İşte bu durumda olan Kuvayı İnzibatiye tümeni İzmit bölgesine kaydırılmış burada üç alay halinde işe başlamıştır. Tümen karargahı İzmit’in iki kilometre doğusunda bir bataklık bölgenin kenarında yerleşmişti. Mayıs 1920 başında İzmit bölgesine getirilmiş olan bu birlikler şehrin doğusunda Vezir Çiftliği yakınında çadırlı ordugaha geçmişti.

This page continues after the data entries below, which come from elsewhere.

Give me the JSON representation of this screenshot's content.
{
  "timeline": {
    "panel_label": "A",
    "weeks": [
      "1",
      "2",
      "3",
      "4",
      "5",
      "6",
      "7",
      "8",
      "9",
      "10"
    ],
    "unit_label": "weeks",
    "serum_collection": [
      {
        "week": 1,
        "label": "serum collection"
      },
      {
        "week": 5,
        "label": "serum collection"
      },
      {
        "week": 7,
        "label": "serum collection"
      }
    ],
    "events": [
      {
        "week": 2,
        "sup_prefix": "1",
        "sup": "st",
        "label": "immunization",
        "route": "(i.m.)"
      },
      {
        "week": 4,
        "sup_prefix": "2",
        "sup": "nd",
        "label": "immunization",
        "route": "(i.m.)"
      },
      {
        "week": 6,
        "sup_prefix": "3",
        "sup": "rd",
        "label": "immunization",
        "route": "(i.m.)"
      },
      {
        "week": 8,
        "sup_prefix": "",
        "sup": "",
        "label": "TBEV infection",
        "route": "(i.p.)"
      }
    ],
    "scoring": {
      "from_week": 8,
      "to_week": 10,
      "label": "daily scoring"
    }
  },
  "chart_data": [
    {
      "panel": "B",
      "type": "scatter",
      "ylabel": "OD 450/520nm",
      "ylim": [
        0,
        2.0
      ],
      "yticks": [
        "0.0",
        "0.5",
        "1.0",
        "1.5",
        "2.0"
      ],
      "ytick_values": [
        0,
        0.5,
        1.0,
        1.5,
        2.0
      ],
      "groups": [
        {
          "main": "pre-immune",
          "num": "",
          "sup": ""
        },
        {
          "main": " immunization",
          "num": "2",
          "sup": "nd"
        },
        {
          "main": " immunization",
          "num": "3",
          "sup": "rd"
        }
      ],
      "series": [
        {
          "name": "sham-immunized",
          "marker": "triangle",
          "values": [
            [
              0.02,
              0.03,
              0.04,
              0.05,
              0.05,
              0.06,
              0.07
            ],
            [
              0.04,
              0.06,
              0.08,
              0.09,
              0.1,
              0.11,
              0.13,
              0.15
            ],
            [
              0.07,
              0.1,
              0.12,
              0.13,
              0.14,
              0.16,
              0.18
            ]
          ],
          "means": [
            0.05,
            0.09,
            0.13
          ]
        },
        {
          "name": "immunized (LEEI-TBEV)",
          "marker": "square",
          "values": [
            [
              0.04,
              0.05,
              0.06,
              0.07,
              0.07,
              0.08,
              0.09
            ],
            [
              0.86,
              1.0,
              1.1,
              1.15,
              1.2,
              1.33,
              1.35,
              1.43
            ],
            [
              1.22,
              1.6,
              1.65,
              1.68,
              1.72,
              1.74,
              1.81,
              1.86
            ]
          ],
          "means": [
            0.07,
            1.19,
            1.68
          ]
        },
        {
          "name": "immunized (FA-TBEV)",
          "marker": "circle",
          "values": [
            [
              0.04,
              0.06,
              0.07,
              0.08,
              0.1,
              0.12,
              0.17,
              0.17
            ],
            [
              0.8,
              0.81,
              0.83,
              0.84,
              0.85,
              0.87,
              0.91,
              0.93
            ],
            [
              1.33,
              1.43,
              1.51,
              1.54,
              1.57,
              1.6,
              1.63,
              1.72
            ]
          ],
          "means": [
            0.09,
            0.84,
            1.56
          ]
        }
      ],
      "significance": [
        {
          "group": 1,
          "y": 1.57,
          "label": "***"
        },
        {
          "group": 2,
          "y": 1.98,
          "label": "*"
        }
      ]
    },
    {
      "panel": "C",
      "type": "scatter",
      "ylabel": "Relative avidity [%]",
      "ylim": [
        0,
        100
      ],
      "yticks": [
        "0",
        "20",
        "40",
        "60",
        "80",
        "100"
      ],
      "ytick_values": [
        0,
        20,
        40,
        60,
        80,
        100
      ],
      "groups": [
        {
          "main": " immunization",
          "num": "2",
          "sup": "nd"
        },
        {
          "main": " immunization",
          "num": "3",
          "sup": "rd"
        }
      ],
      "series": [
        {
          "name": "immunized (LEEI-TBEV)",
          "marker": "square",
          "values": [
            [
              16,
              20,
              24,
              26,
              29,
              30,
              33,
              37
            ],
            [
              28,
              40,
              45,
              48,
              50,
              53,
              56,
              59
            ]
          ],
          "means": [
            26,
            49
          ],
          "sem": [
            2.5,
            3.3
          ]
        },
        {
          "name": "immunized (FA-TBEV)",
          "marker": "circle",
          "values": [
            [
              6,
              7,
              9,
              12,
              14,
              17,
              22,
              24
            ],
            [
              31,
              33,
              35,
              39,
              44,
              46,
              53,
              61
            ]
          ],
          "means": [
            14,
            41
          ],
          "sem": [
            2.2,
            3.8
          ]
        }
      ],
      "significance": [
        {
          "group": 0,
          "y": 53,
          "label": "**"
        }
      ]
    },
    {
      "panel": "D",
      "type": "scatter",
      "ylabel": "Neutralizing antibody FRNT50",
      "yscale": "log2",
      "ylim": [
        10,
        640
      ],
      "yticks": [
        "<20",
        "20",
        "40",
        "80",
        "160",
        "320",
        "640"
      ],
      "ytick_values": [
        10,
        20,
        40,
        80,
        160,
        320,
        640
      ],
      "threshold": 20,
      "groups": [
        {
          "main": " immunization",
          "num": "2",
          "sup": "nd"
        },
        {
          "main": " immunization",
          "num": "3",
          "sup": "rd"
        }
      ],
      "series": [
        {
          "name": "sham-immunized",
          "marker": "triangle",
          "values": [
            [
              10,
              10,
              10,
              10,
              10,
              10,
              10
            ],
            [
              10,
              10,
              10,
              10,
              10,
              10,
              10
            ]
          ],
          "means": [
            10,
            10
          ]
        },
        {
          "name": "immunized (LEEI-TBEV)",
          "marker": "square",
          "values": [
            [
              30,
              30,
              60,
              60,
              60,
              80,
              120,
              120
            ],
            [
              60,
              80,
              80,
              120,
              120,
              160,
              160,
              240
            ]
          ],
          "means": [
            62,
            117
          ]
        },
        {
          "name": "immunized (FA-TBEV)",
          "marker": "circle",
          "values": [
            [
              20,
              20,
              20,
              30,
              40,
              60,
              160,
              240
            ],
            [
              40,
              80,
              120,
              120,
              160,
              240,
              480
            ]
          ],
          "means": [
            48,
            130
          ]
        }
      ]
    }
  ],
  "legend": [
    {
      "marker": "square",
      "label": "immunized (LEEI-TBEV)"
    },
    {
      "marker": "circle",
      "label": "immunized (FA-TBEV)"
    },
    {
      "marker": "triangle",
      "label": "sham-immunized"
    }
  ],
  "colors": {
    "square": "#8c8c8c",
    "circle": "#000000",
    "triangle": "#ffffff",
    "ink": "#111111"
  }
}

Bulundukları yerde uzun süre hareketsiz kalan bu birlikler güya eksiklerini tamamlamak için bekliyorlardı. Sapanca bölgesine de güvenlik için bir top ve bir makineli tüfekle güçlendirilmiş bir ileri karakol müfrezesi sürülmüştü. Anzavur’un yenilgiye uğraması Düzce ayaklanmasının bastırılması üzerine İstanbul Hükümeti ve İngilizler ümitlerini yeni bir harekete Kuvayı İnzibatiye’ye bağlamışlardı. Artık onun harekete geçirilmesi isteniliyordu. Fakat Anzavur’un akibeti, Sapanca müfrezesinin yok edilmesi Kuvayı İnzibatiye komutanının moralini çok bozmuştu. Hele karşısında Ali Fuat Paşa gibi bir komutanın bulunduğunu düşündükçe uykusu tümden kaçıyordu. Ayrıca hıyanetin verdiği burukluk içerisinde kararsız bir hale gelmişti. Süleyman Şefik Paşa’nın komutanlığı bırakıp gitmesinden sonra bu kuvvetin başına İstanbul Hükümetince Yarbay Senai atanmıştı. Ayrıca Kolordu Komutanı yetkisi ile İzmit ve bölgesi komutanlığına da Sulhi Paşa getirilmişti.
10- Birinci Yozgat ve
Zile ayaklanması:
(13 Mayıs-27 Ağustos 1920)
Milli Mücadelede idarecilerden pek az hain ve ona karşı çıkanlar olmuştu. Başlıcaları; Konya Valisi Cemal, Ankara Valisi Muhittin Paşa, Elazığ Valisi Ali Galip, Trabzon Valisi Galip, Eskişehir Mutasarrıfı Hilmi ve Bolu Mutasarrıfı Osman Kadir’dir. Bunların da hemen hepsi Hürriyet ve İtilaf Partisi’ne bağlı idiler. Yozgat Mutasarrıfı Necip de bu kişilerden birisi idi. Temsil heyetinin Ankara aracılığı ile gönderdiği emirlere karşı koymuş ve açık olarak "Allah’tan, Padişahtan ve onların kanunlarından başka bir şey tanımadığını" etrafına bildirmişti. Bundan sonra milli harekete karşı koyma fikrini Yozgat’taki Hürriyet ve İtilaf Partisi Başkanı olan Çapanoğlu Edip ile kardeşi Celal destekliyorlardı. Bunların Yozgat’ta büyük nüfuz ve çevreleri vardı. Bu kişiler yaptıkları propaganda ile halka "İngilizlerin, İstanbul’a gelişlerinin Padişahımızın arzusu ile olduğunu ve Yunanların Anadolu’ya çıkmalarının geçici bulunduğunu..." anlatıyorlardı. Ankara’da toplanacak Büyük Millet Meclisi’ne üye seçimi için yapılan şehir temsilcileri toplantısında bu Edip ve Celal, "Böyle bir meclis ve seçim kanuna aykırıdır. Bu, Huruç el Sultandır" yani Padişaha karşı çıkmaktır diye itiraz etmişlerdi. Bu söze karşılık Yozgat Müftüsü "Padişahımız İngilizlerin elinde esirdir. Ferit Paşanın yaptıklarından haberi yoktur" şeklinde konuşunca Çapanoğlu kardeşler toplantıyı bırakmışlar ve 30 imzalı bir telgrafla Ankara vilayetine "Ankara’da bir meclis toplanmasının, Padişahın arzusuna ve kanunlara aykırı olduğunu" bildirmişlerdi. Ne yazık ki, Ankara Valisi derhal bunlar hakkında gerekli tedbirleri alamamıştı.